Coronation Street fans sparked a massive power surge across Britain as they made cups of tea at the end of a nail-biting double bill.

Coronation Street fans sparked a massive power surge across Britain as they made cups of tea at the end of a nail-biting double bill.

A surge measuring 1,200 mega-watts was recorded after viewers saw serial killer Richard Hillman, played by Brian Capron, admit he was a murderer.

At the end of last night’s second episode of the ITV1 soap, the power surge was equivalent to around 450,000 kettles being switched on, a National Grid spokesman said.

He said the surge reflected the number of viewers who resumed normal activities including making cups of tea and switching lights on.

Viewing figures were not being announced until later today.

In last night’s double bill, Gail, played by Helen Worth, discovered the terrible truth – that the husband she loves is a murderer.

And as he pinned her to the sofa with his hand over his mouth and his evil face inches from hers, she realised that she could become victim number four.

Richard’s confession came after Gail discovered that murder suspect Ade Critchley, the teenager whom Richard framed for Maxine Peacock’s killing, could not have committed the crime.

A chain of events led Gail to confront Richard – who finally confessed to Maxine’s murder.

To her horror, her husband went on to admit all his crimes one by one.

The double bill was the nailbiting climax of a storyline which has had millions of viewers glued to their TV sets.

In an earlier double bill in which Maxine was murdered, a power surge measuring 1,500 mega-watts swept the nation.

Meanwhile TV watchdogs yesterday rejected dozens of complaints by viewers over that episode last month in which Hillman first attacked pensioner Emily Bishop then bludgeoned Maxine to death after she stumbled in on his crime.

Afterwards, distraught husband Ashley cradled Maxine’s body in his arms and was left drenched in blood.

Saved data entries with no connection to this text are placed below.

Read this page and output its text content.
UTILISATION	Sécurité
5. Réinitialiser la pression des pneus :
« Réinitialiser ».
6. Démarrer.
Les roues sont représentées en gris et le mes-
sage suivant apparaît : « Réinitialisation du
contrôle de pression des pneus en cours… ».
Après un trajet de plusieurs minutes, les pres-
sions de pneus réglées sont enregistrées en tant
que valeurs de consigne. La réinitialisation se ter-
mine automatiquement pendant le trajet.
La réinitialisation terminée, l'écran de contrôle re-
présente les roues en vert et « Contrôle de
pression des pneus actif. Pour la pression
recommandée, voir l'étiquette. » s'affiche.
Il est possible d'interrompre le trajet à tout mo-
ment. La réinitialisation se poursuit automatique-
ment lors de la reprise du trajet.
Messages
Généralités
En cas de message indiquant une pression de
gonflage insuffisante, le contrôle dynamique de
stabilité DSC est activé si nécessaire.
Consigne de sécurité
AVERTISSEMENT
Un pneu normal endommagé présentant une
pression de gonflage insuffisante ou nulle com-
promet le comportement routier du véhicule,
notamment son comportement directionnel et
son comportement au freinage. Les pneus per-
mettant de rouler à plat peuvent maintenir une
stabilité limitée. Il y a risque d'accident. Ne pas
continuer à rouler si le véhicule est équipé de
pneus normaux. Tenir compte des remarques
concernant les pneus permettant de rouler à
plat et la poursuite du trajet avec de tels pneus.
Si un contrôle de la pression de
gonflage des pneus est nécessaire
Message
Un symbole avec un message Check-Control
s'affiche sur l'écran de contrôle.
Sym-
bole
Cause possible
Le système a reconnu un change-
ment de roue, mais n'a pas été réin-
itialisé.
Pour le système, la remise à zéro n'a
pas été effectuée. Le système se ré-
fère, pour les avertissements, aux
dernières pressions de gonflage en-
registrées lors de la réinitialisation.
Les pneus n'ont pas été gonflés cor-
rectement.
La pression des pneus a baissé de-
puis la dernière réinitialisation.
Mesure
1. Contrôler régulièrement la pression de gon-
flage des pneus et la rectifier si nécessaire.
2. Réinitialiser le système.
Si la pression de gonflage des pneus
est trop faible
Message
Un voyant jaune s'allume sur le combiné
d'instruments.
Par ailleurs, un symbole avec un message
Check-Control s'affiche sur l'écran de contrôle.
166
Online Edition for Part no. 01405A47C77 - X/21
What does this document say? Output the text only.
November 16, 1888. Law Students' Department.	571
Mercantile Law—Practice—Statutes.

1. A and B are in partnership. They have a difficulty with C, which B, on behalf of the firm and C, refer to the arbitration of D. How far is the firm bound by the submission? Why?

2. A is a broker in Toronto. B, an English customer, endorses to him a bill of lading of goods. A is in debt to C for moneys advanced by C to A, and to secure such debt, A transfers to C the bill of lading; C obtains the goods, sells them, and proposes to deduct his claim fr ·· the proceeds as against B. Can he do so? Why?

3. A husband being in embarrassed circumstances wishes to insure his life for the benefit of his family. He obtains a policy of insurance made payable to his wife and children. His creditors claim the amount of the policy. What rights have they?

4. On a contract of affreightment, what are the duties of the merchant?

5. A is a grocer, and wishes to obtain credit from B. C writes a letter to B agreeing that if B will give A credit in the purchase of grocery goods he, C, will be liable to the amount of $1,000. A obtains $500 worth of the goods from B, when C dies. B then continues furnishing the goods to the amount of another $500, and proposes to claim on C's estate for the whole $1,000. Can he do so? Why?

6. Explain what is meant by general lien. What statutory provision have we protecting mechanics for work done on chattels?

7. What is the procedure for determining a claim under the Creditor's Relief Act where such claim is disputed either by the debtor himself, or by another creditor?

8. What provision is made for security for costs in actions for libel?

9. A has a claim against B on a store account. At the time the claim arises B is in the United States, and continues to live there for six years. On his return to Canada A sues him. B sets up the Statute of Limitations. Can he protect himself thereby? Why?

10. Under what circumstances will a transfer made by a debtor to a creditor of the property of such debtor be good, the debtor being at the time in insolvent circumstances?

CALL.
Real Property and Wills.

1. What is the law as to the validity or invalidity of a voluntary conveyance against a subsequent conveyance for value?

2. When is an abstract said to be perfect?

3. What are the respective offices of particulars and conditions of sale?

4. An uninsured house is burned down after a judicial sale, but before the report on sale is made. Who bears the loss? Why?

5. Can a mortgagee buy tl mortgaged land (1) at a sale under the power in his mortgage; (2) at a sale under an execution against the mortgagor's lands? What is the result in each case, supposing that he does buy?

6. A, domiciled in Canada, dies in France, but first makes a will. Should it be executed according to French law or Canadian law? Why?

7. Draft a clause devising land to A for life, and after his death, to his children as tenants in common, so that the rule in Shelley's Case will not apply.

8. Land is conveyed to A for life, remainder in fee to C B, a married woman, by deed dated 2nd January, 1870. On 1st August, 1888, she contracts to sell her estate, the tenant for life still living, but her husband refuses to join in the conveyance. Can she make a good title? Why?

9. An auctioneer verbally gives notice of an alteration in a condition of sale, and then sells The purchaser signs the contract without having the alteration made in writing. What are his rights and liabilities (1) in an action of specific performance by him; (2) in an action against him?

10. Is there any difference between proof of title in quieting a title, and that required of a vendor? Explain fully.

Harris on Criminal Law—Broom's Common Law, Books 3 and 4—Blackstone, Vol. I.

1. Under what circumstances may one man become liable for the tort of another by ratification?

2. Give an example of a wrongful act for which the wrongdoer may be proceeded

The Independent Television Commission received 41 complaints from people who believed the scenes were too upsetting for family viewing.

But the complaints were rejected by the ITC, which said viewers knew what to expect because the episodes were preceded by a warning and the storyline had received widespread publicity beforehand.

A spokeswoman said: “The ITC believed this gave parents a good indication of what to expect and so make an informed decision of whether to watch with their children.”

The ITC ruled that the soap had shown “suitable restraint” in the episodes - Hillman was not seen hitting his victims and shots of Emily’s injuries were not graphic.